Masa jabatan anggota dewan komisioner OJK 2017-2022 akan berakhir pada Juli 2022 dan akan digantikan para calon terpilih. Capaian lima tahun terakhir perlu dipertahankan sambil membenahi kekurangan.
Oleh
BENEDIKTUS KRISNA YOGATAMA
·4 menit baca
Komisi XI DPR pekan lalu mengumumkan tujuh nama yang akan menjabat sebagai dewan komisioner Otoritas Jasa Keuangan (OJK) 2022-2027. Ketua Dewan Komisioner OJK akan dijabat Mahendra Siregar dan Wakil Ketua Dewan Komisioner OJK dipegang Mirza Adityaswara. Adapun Kepala Eksekutif Pengawas Perbankan dijabat Dian Ediana Rae, Kepala Eksekutif Pengawas Pasar Modal Inarno Djajadi, dan Kepala Eksekutif Pengawasan Industri Keuangan Non-Bank adalah Ogi Prastomiyono.
Sementara dua nama lainnya ialah Frederica Widyasari Dewi dipercaya menjadi anggota Dewan Komisioner OJK bidang Edukasi dan Perlindungan Konsumen serta Sophia Issabella Watimena sebagai Ketua Dewan Audit.
Mereka akan menjabat mulai Juli 2022, menggantikan dewan komisioner OJK 2017-2022 yang diketuai Wimboh Santoso. Menjadi tugas berat bagi Anggota Dewan Komisioner (ADK) OJK 2022-2027 karena diharapkan mampu membawa tingkat pengaturan dan pengawasan sektor jasa keuangan yang level yang lebih tinggi lagi dari yang telah dicapai oleh kepemimpinan OJK dua periode sebelumnya.
ADK periode pertama telah membangun fondasi pengaturan dan pengawasan sektor jasa keuangan yang terintegrasi serta kerja-kerja edukasi dan perlindungan konsumen dengan modal anggaran dan fasilitas yang sangat terbatas.
Kemudian ADK periode kedua melakukan penyempurnaan-penyempurnaan kebijakan pengaturan dan pengawasan sektor jasa keuangan.
OJK periode kedua juga telah menancapkan standar baru dalam mengawal industri jasa keuangan melewati krisis. Selama krisis akibat pandemi Covid-19, tak ada satupun bank dan perusahaan jasa keuangan lainnya yang ditutup karena gagal menghadapi krisis. Berbeda saat krisis 2008 yang menyeret Bank Century menjadi bank gagal dan harus di-bailout pemerintah sebesar Rp 6,7 triliun.

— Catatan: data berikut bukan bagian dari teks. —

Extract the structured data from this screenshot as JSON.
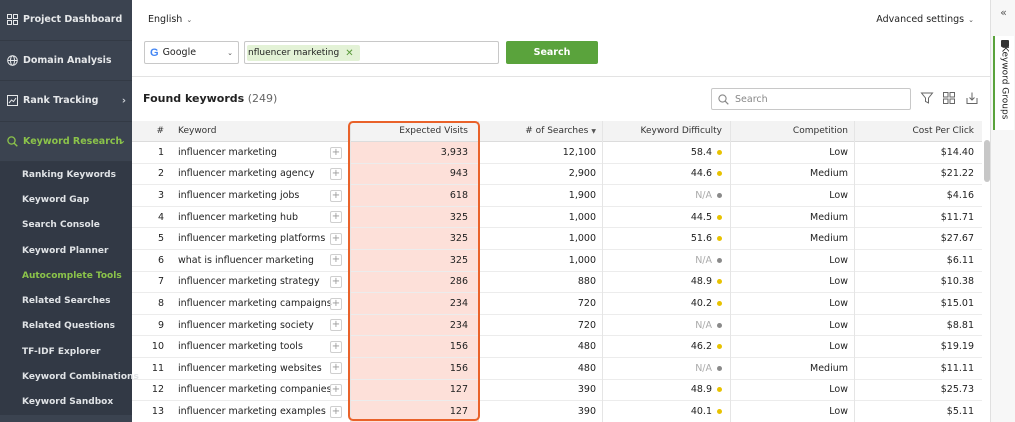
{
  "sidebar": {
    "items": [
      {
        "label": "Project Dashboard",
        "icon": "grid-icon"
      },
      {
        "label": "Domain Analysis",
        "icon": "globe-icon"
      },
      {
        "label": "Rank Tracking",
        "icon": "chart-icon"
      },
      {
        "label": "Keyword Research",
        "icon": "search-icon"
      }
    ],
    "subitems": [
      "Ranking Keywords",
      "Keyword Gap",
      "Search Console",
      "Keyword Planner",
      "Autocomplete Tools",
      "Related Searches",
      "Related Questions",
      "TF-IDF Explorer",
      "Keyword Combinations",
      "Keyword Sandbox"
    ],
    "active_subitem": "Autocomplete Tools"
  },
  "header": {
    "language": "English",
    "advanced_settings": "Advanced settings"
  },
  "search": {
    "engine": "Google",
    "keyword_chip": "nfluencer marketing",
    "button": "Search"
  },
  "results": {
    "title": "Found keywords",
    "count": "(249)",
    "search_placeholder": "Search"
  },
  "table": {
    "headers": {
      "num": "#",
      "keyword": "Keyword",
      "expected_visits": "Expected Visits",
      "searches": "# of Searches",
      "difficulty": "Keyword Difficulty",
      "competition": "Competition",
      "cpc": "Cost Per Click"
    },
    "rows": [
      {
        "n": "1",
        "kw": "influencer marketing",
        "ev": "3,933",
        "s": "12,100",
        "kd": "58.4",
        "c": "Low",
        "cpc": "$14.40"
      },
      {
        "n": "2",
        "kw": "influencer marketing agency",
        "ev": "943",
        "s": "2,900",
        "kd": "44.6",
        "c": "Medium",
        "cpc": "$21.22"
      },
      {
        "n": "3",
        "kw": "influencer marketing jobs",
        "ev": "618",
        "s": "1,900",
        "kd": "N/A",
        "c": "Low",
        "cpc": "$4.16"
      },
      {
        "n": "4",
        "kw": "influencer marketing hub",
        "ev": "325",
        "s": "1,000",
        "kd": "44.5",
        "c": "Medium",
        "cpc": "$11.71"
      },
      {
        "n": "5",
        "kw": "influencer marketing platforms",
        "ev": "325",
        "s": "1,000",
        "kd": "51.6",
        "c": "Medium",
        "cpc": "$27.67"
      },
      {
        "n": "6",
        "kw": "what is influencer marketing",
        "ev": "325",
        "s": "1,000",
        "kd": "N/A",
        "c": "Low",
        "cpc": "$6.11"
      },
      {
        "n": "7",
        "kw": "influencer marketing strategy",
        "ev": "286",
        "s": "880",
        "kd": "48.9",
        "c": "Low",
        "cpc": "$10.38"
      },
      {
        "n": "8",
        "kw": "influencer marketing campaigns",
        "ev": "234",
        "s": "720",
        "kd": "40.2",
        "c": "Low",
        "cpc": "$15.01"
      },
      {
        "n": "9",
        "kw": "influencer marketing society",
        "ev": "234",
        "s": "720",
        "kd": "N/A",
        "c": "Low",
        "cpc": "$8.81"
      },
      {
        "n": "10",
        "kw": "influencer marketing tools",
        "ev": "156",
        "s": "480",
        "kd": "46.2",
        "c": "Low",
        "cpc": "$19.19"
      },
      {
        "n": "11",
        "kw": "influencer marketing websites",
        "ev": "156",
        "s": "480",
        "kd": "N/A",
        "c": "Medium",
        "cpc": "$11.11"
      },
      {
        "n": "12",
        "kw": "influencer marketing companies",
        "ev": "127",
        "s": "390",
        "kd": "48.9",
        "c": "Low",
        "cpc": "$25.73"
      },
      {
        "n": "13",
        "kw": "influencer marketing examples",
        "ev": "127",
        "s": "390",
        "kd": "40.1",
        "c": "Low",
        "cpc": "$5.11"
      }
    ]
  },
  "right_panel": {
    "tab_label": "Keyword Groups",
    "collapse_icon": "double-chevron-left-icon"
  },
  "colors": {
    "sidebar_bg": "#3b4350",
    "accent_green": "#5aa33c",
    "active_nav": "#8bc34a",
    "highlight_frame": "#e9622a",
    "highlight_fill": "#fde0d9",
    "difficulty_dot": "#e8c200",
    "na_dot": "#8a8a8a"
  }
}
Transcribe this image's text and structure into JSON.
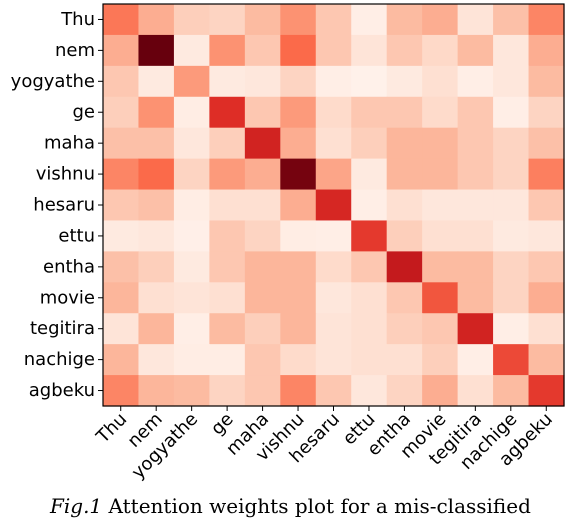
{
  "chart_data": {
    "type": "heatmap",
    "colormap": "Reds",
    "x_labels": [
      "Thu",
      "nem",
      "yogyathe",
      "ge",
      "maha",
      "vishnu",
      "hesaru",
      "ettu",
      "entha",
      "movie",
      "tegitira",
      "nachige",
      "agbeku"
    ],
    "y_labels": [
      "Thu",
      "nem",
      "yogyathe",
      "ge",
      "maha",
      "vishnu",
      "hesaru",
      "ettu",
      "entha",
      "movie",
      "tegitira",
      "nachige",
      "agbeku"
    ],
    "values": [
      [
        0.55,
        0.35,
        0.22,
        0.2,
        0.3,
        0.45,
        0.25,
        0.05,
        0.3,
        0.35,
        0.12,
        0.28,
        0.5
      ],
      [
        0.35,
        1.0,
        0.08,
        0.45,
        0.25,
        0.6,
        0.25,
        0.12,
        0.25,
        0.18,
        0.3,
        0.1,
        0.35
      ],
      [
        0.25,
        0.08,
        0.42,
        0.08,
        0.1,
        0.2,
        0.05,
        0.03,
        0.08,
        0.15,
        0.05,
        0.1,
        0.3
      ],
      [
        0.22,
        0.45,
        0.06,
        0.75,
        0.25,
        0.42,
        0.17,
        0.25,
        0.25,
        0.17,
        0.25,
        0.05,
        0.2
      ],
      [
        0.28,
        0.28,
        0.1,
        0.22,
        0.8,
        0.35,
        0.15,
        0.22,
        0.32,
        0.32,
        0.25,
        0.2,
        0.28
      ],
      [
        0.5,
        0.6,
        0.2,
        0.42,
        0.35,
        0.98,
        0.38,
        0.08,
        0.32,
        0.32,
        0.25,
        0.2,
        0.52
      ],
      [
        0.25,
        0.28,
        0.06,
        0.15,
        0.15,
        0.35,
        0.78,
        0.05,
        0.15,
        0.1,
        0.1,
        0.1,
        0.25
      ],
      [
        0.08,
        0.1,
        0.04,
        0.25,
        0.2,
        0.06,
        0.05,
        0.72,
        0.22,
        0.15,
        0.15,
        0.08,
        0.1
      ],
      [
        0.28,
        0.22,
        0.08,
        0.25,
        0.32,
        0.32,
        0.17,
        0.25,
        0.85,
        0.3,
        0.3,
        0.2,
        0.25
      ],
      [
        0.32,
        0.15,
        0.12,
        0.15,
        0.32,
        0.32,
        0.1,
        0.15,
        0.25,
        0.65,
        0.3,
        0.2,
        0.35
      ],
      [
        0.12,
        0.32,
        0.05,
        0.3,
        0.22,
        0.32,
        0.12,
        0.15,
        0.22,
        0.25,
        0.8,
        0.05,
        0.15
      ],
      [
        0.32,
        0.1,
        0.06,
        0.06,
        0.25,
        0.17,
        0.12,
        0.15,
        0.15,
        0.22,
        0.05,
        0.68,
        0.3
      ],
      [
        0.5,
        0.32,
        0.3,
        0.2,
        0.25,
        0.5,
        0.25,
        0.1,
        0.2,
        0.35,
        0.15,
        0.3,
        0.72
      ]
    ]
  },
  "caption": {
    "label": "Fig.1",
    "text": "Attention weights plot for a mis-classified"
  }
}
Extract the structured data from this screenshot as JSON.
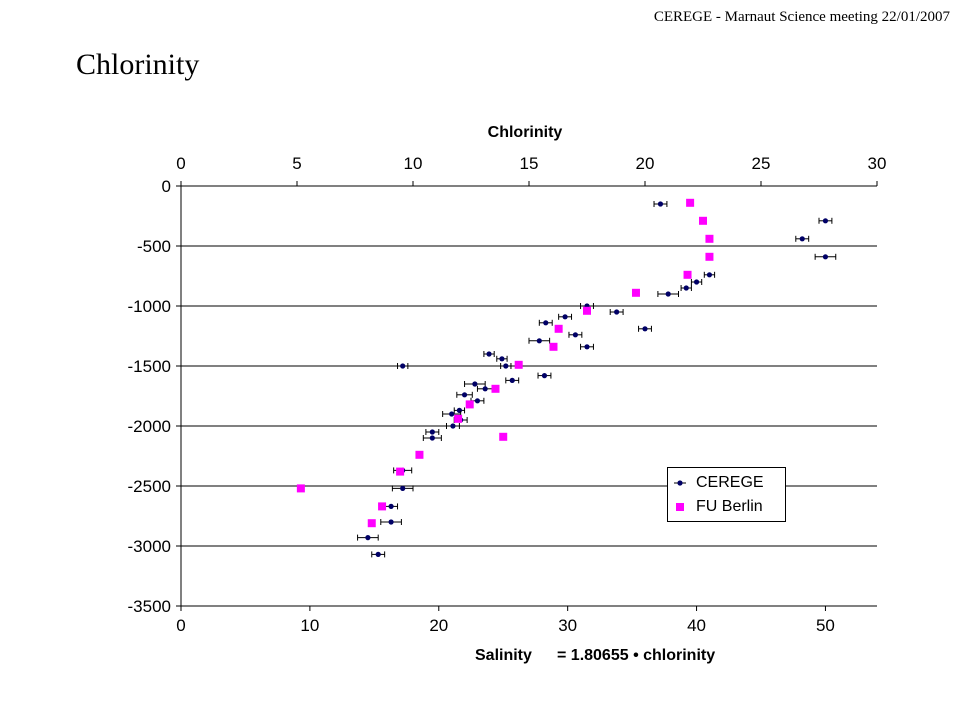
{
  "header": {
    "meeting": "CEREGE - Marnaut Science meeting 22/01/2007"
  },
  "slide": {
    "title": "Chlorinity"
  },
  "chart_data": {
    "type": "scatter",
    "title": "Chlorinity",
    "x2label": "Chlorinity",
    "xlabel": "Salinity",
    "xlabel_formula": "= 1.80655 • chlorinity",
    "ylabel": "",
    "xlim": [
      0,
      54
    ],
    "ylim": [
      -3500,
      0
    ],
    "x_ticks": [
      0,
      10,
      20,
      30,
      40,
      50
    ],
    "x_tick_labels": [
      "0",
      "10",
      "20",
      "30",
      "40",
      "50"
    ],
    "x2lim": [
      0,
      30
    ],
    "x2_ticks": [
      0,
      5,
      10,
      15,
      20,
      25,
      30
    ],
    "x2_tick_labels": [
      "0",
      "5",
      "10",
      "15",
      "20",
      "25",
      "30"
    ],
    "y_ticks": [
      0,
      -500,
      -1000,
      -1500,
      -2000,
      -2500,
      -3000,
      -3500
    ],
    "y_tick_labels": [
      "0",
      "-500",
      "-1000",
      "-1500",
      "-2000",
      "-2500",
      "-3000",
      "-3500"
    ],
    "grid": "horizontal",
    "legend_position": "bottom-right",
    "series": [
      {
        "name": "CEREGE",
        "color": "#000066",
        "marker": "dot-with-horizontal-error-bar",
        "points": [
          {
            "x": 37.2,
            "y": -150,
            "err": 0.5
          },
          {
            "x": 50.0,
            "y": -290,
            "err": 0.5
          },
          {
            "x": 48.2,
            "y": -440,
            "err": 0.5
          },
          {
            "x": 50.0,
            "y": -590,
            "err": 0.8
          },
          {
            "x": 41.0,
            "y": -740,
            "err": 0.4
          },
          {
            "x": 40.0,
            "y": -800,
            "err": 0.4
          },
          {
            "x": 39.2,
            "y": -850,
            "err": 0.4
          },
          {
            "x": 37.8,
            "y": -900,
            "err": 0.8
          },
          {
            "x": 31.5,
            "y": -1000,
            "err": 0.5
          },
          {
            "x": 33.8,
            "y": -1050,
            "err": 0.5
          },
          {
            "x": 29.8,
            "y": -1090,
            "err": 0.5
          },
          {
            "x": 28.3,
            "y": -1140,
            "err": 0.5
          },
          {
            "x": 36.0,
            "y": -1190,
            "err": 0.5
          },
          {
            "x": 30.6,
            "y": -1240,
            "err": 0.5
          },
          {
            "x": 27.8,
            "y": -1290,
            "err": 0.8
          },
          {
            "x": 31.5,
            "y": -1340,
            "err": 0.5
          },
          {
            "x": 23.9,
            "y": -1400,
            "err": 0.4
          },
          {
            "x": 24.9,
            "y": -1440,
            "err": 0.4
          },
          {
            "x": 25.2,
            "y": -1500,
            "err": 0.4
          },
          {
            "x": 17.2,
            "y": -1500,
            "err": 0.4
          },
          {
            "x": 28.2,
            "y": -1580,
            "err": 0.5
          },
          {
            "x": 25.7,
            "y": -1620,
            "err": 0.5
          },
          {
            "x": 22.8,
            "y": -1650,
            "err": 0.8
          },
          {
            "x": 23.6,
            "y": -1690,
            "err": 0.6
          },
          {
            "x": 22.0,
            "y": -1740,
            "err": 0.6
          },
          {
            "x": 23.0,
            "y": -1790,
            "err": 0.5
          },
          {
            "x": 21.6,
            "y": -1870,
            "err": 0.4
          },
          {
            "x": 21.0,
            "y": -1900,
            "err": 0.7
          },
          {
            "x": 21.7,
            "y": -1950,
            "err": 0.5
          },
          {
            "x": 21.1,
            "y": -2000,
            "err": 0.5
          },
          {
            "x": 19.5,
            "y": -2050,
            "err": 0.5
          },
          {
            "x": 19.5,
            "y": -2100,
            "err": 0.7
          },
          {
            "x": 17.2,
            "y": -2370,
            "err": 0.7
          },
          {
            "x": 17.2,
            "y": -2520,
            "err": 0.8
          },
          {
            "x": 16.3,
            "y": -2670,
            "err": 0.5
          },
          {
            "x": 16.3,
            "y": -2800,
            "err": 0.8
          },
          {
            "x": 14.5,
            "y": -2930,
            "err": 0.8
          },
          {
            "x": 15.3,
            "y": -3070,
            "err": 0.5
          }
        ]
      },
      {
        "name": "FU Berlin",
        "color": "#FF00FF",
        "marker": "square",
        "points": [
          {
            "x": 39.5,
            "y": -140
          },
          {
            "x": 40.5,
            "y": -290
          },
          {
            "x": 41.0,
            "y": -440
          },
          {
            "x": 41.0,
            "y": -590
          },
          {
            "x": 39.3,
            "y": -740
          },
          {
            "x": 35.3,
            "y": -890
          },
          {
            "x": 31.5,
            "y": -1040
          },
          {
            "x": 29.3,
            "y": -1190
          },
          {
            "x": 28.9,
            "y": -1340
          },
          {
            "x": 26.2,
            "y": -1490
          },
          {
            "x": 24.4,
            "y": -1690
          },
          {
            "x": 22.4,
            "y": -1820
          },
          {
            "x": 21.5,
            "y": -1940
          },
          {
            "x": 25.0,
            "y": -2090
          },
          {
            "x": 18.5,
            "y": -2240
          },
          {
            "x": 17.0,
            "y": -2380
          },
          {
            "x": 9.3,
            "y": -2520
          },
          {
            "x": 15.6,
            "y": -2670
          },
          {
            "x": 14.8,
            "y": -2810
          }
        ]
      }
    ]
  }
}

Begitu pula dengan krisis 1997 yang merobohkan belasan bank.
Capaian lainnya adalah penerbitan Peraturan OJK (POJK) Nomor 11/POJK.03/2020 tentang Stimulus Perekonomian Nasional Sebagai Kebijakan Countercyclical Dampak Penyebaran Coronavirus Disease yang mulai berlaku sejak 13 Maret 2020.
POJK ini ditujukan menjadi countercyclical dampak penyebaran virus korona sehingga tetap bisa mengoptimalkan kinerja perbankan, khususnya fungsi intermediasi, menjaga stabilitas sistem keuangan, dan mendukung pertumbuhan ekonomi.
Pemberian stimulus ditujukan kepada debitor pada sektor-sektor yang terdampak penyebaran virus Covid-19, termasuk UMKM dan diterapkan dengan tetap memperhatikan prinsip kehati-hatian yang disertai adanya mekanisme pemantauan untuk mencegah terjadinya penyalahgunaan (moral hazard).
Di pasar modal, lantai bursa juga kian bergairah. Ini ditunjukkan dengan pesatnya pertumbuhan jumlah investor pasar modal yang bertambah tujuh kali lipat pada 2021 dibandingkan dengan 2017. Pada 2017 jumlah investor mencapai 1,12 juta, empat tahun berselang jumlahnya menjadi 7,48 juta.
Ini berdampak pada peningkatan rata-rata nilai transaksi dan frekuensi transaksi harian di pasar modal. Pada 2021, rata-rata nilai transaksi harian mencapai Rp 13,3 triliun, meningkat dibandingkan dengan 2017 yang sebesar Rp 7,4 triliun. Adapun nilai rata-rata frekuensi transaksi harian 2021 mencapai 1.4 juta kali, meningkat dibandingkan dengan 2017 yang sebanyak 0,32 juta kali.
Kontribusi industri jasa keuangan terhadap produk domestik bruto (PDB) juga terus meningkat. Mengutip data Badan Pusat Statistik (BPS) pada 2017, kontribusi jasa keuangan dan asuransi sebesar 4,20 persen dari total PDB, sedangkan pada 2021 kontribusinya meningkat menjadi 4,34 persen dari total PDB.
Kendati demikian, masih banyak pekerjaan rumah, khususnya di sektor industri keuangan non-bank (IKNB).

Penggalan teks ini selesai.